Judge Croft stood up and clapped. “Hear hear!” he said, while the others followed suit, cheering and patting each other’s backs.
Pitch smiled and took a drink of whiskey. When the noise subsided, he leaned forward. “Now that we have that out of the way. Is everybody happy? What else can I do for you? Teddy? How’s the town council? Everybody toeing the party line?”
Judge Croft looked at the mayor, rolling his eyes.
“Ah,” Pitch said. “My two favorite Teddies… What? Tell me. I’m here for you.”
“That goddamn preacher’s makin’ trouble,” Croft said, and Levay added, “Son of a bitch preaching against us from the pulpit every Sunday morning. If he’s not talking about the rich man and the camel and the eye of the needle, he’s going on and on about how Jesus threw them merchants outa that goddamn temple.”
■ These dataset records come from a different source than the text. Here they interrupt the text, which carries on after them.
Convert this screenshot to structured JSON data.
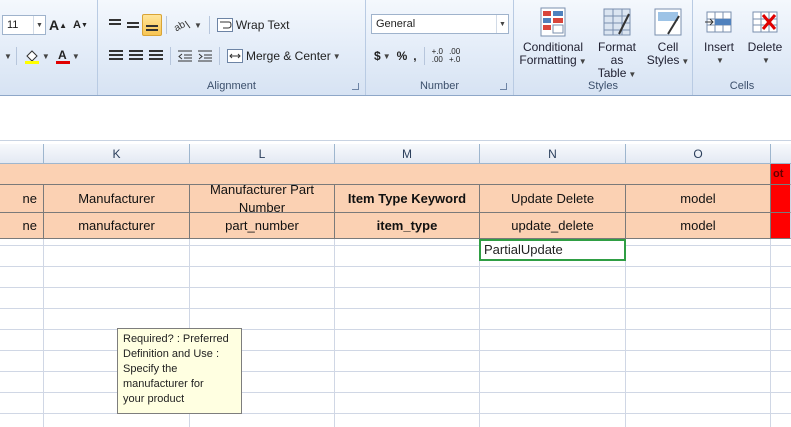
{
  "ribbon": {
    "font": {
      "size": "11",
      "grow_label": "A",
      "shrink_label": "A"
    },
    "alignment": {
      "wrap_text": "Wrap Text",
      "merge_center": "Merge & Center",
      "label": "Alignment"
    },
    "number": {
      "format": "General",
      "currency": "$",
      "percent": "%",
      "comma": ",",
      "inc_decimal": "+.0",
      "inc_decimal_2": ".00",
      "dec_decimal": ".00",
      "dec_decimal_2": "+.0",
      "label": "Number"
    },
    "styles": {
      "conditional_1": "Conditional",
      "conditional_2": "Formatting",
      "table_1": "Format",
      "table_2": "as Table",
      "cell_1": "Cell",
      "cell_2": "Styles",
      "label": "Styles"
    },
    "cells": {
      "insert": "Insert",
      "delete": "Delete",
      "label": "Cells"
    }
  },
  "grid": {
    "columns": [
      "",
      "K",
      "L",
      "M",
      "N",
      "O"
    ],
    "rows": [
      {
        "j": "ne",
        "k": "Manufacturer",
        "l_1": "Manufacturer Part",
        "l_2": "Number",
        "m": "Item Type Keyword",
        "n": "Update Delete",
        "o": "model",
        "p": "ot"
      },
      {
        "j": "ne",
        "k": "manufacturer",
        "l": "part_number",
        "m": "item_type",
        "n": "update_delete",
        "o": "model"
      }
    ],
    "active_cell_value": "PartialUpdate"
  },
  "comment": {
    "text": "Required? : Preferred\nDefinition and Use :\nSpecify the\nmanufacturer for\nyour product"
  },
  "colors": {
    "header_fill": "#fbd1b3",
    "required_fill": "#ff0000",
    "active_border": "#2f9e44",
    "comment_fill": "#ffffe1"
  }
}
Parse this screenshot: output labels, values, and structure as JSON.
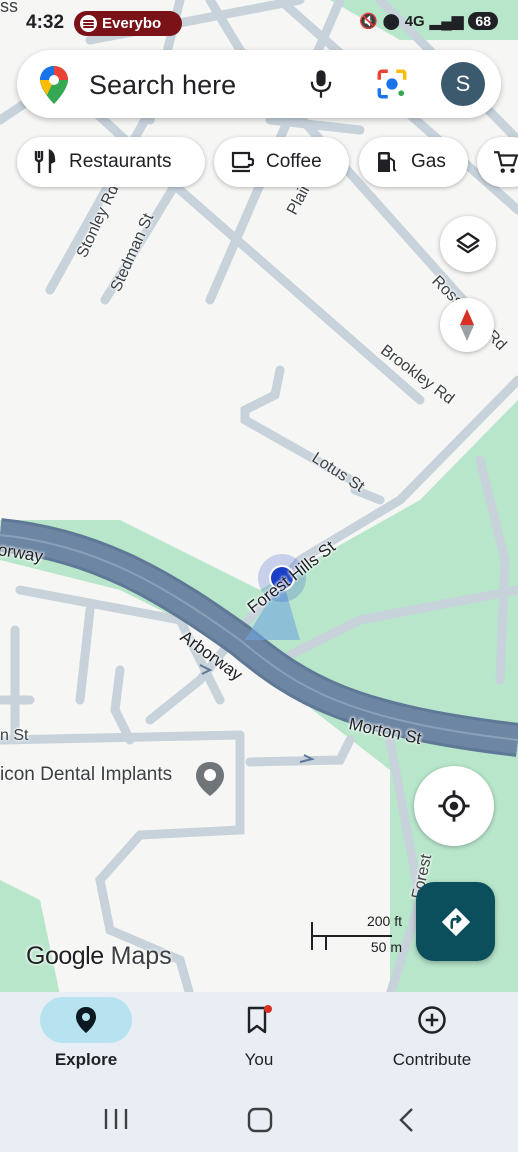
{
  "status_bar": {
    "time": "4:32",
    "media_title": "Everybo",
    "network": "4G",
    "battery": "68"
  },
  "search": {
    "placeholder": "Search here",
    "avatar_initial": "S"
  },
  "chips": [
    {
      "label": "Restaurants",
      "icon": "fork-knife-icon"
    },
    {
      "label": "Coffee",
      "icon": "coffee-cup-icon"
    },
    {
      "label": "Gas",
      "icon": "gas-pump-icon"
    },
    {
      "label": "",
      "icon": "shopping-cart-icon"
    }
  ],
  "map": {
    "streets": {
      "brookley": "Brookley Rd",
      "lotus": "Lotus St",
      "forest_hills": "Forest Hills St",
      "arborway_left": "orway",
      "arborway": "Arborway",
      "morton": "Morton St",
      "stedman": "Stedman St",
      "stonley": "Stonley Rd",
      "rossmore": "Rossmore Rd",
      "plainfield": "Plainfield St",
      "forest_bottom": "Forest",
      "st_left": "n St",
      "top_left": "ss"
    },
    "poi": "icon Dental Implants",
    "scale_ft": "200 ft",
    "scale_m": "50 m",
    "logo_google": "Google",
    "logo_maps": "Maps",
    "colors": {
      "park": "#b8e6cb",
      "highway": "#6d86a3",
      "road": "#c7d2db",
      "location_dot": "#1a3fc4"
    }
  },
  "bottom_nav": [
    {
      "label": "Explore",
      "icon": "explore-pin-icon",
      "active": true
    },
    {
      "label": "You",
      "icon": "bookmark-icon",
      "active": false
    },
    {
      "label": "Contribute",
      "icon": "add-circle-icon",
      "active": false
    }
  ]
}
“Don’t take no genius to figure out what he’s talkin’ about when he tells folks they ought to follow Christ’s example,” red-faced Judge Croft said.
“No, I guess it doesn’t,” Pitch said, and then rubbed his chin as if deep in thought.
“You should’ve heard him the night we appointed the new sheriff,” Croft said. “Pissing and moaning about how unfair it all was. Getting everybody in the building all worked up, cussing and pointing fingers like we’d done pulled something over on them.”
“Well, you did pull something, didn’t you?” Harold Abbot called out from behind the bar.
“Hey Harold,” Pitch said. “I’ll have another, if you don’t mind.”
“So what?” Croft sneered. “We run this town, not him and his goddamn flock.”
“Not for long, you ask folks ‘round the Holler,” Arleta Briscomb chimed in. “From what I hear, next election preacher-man’s runnin’ for mayor.”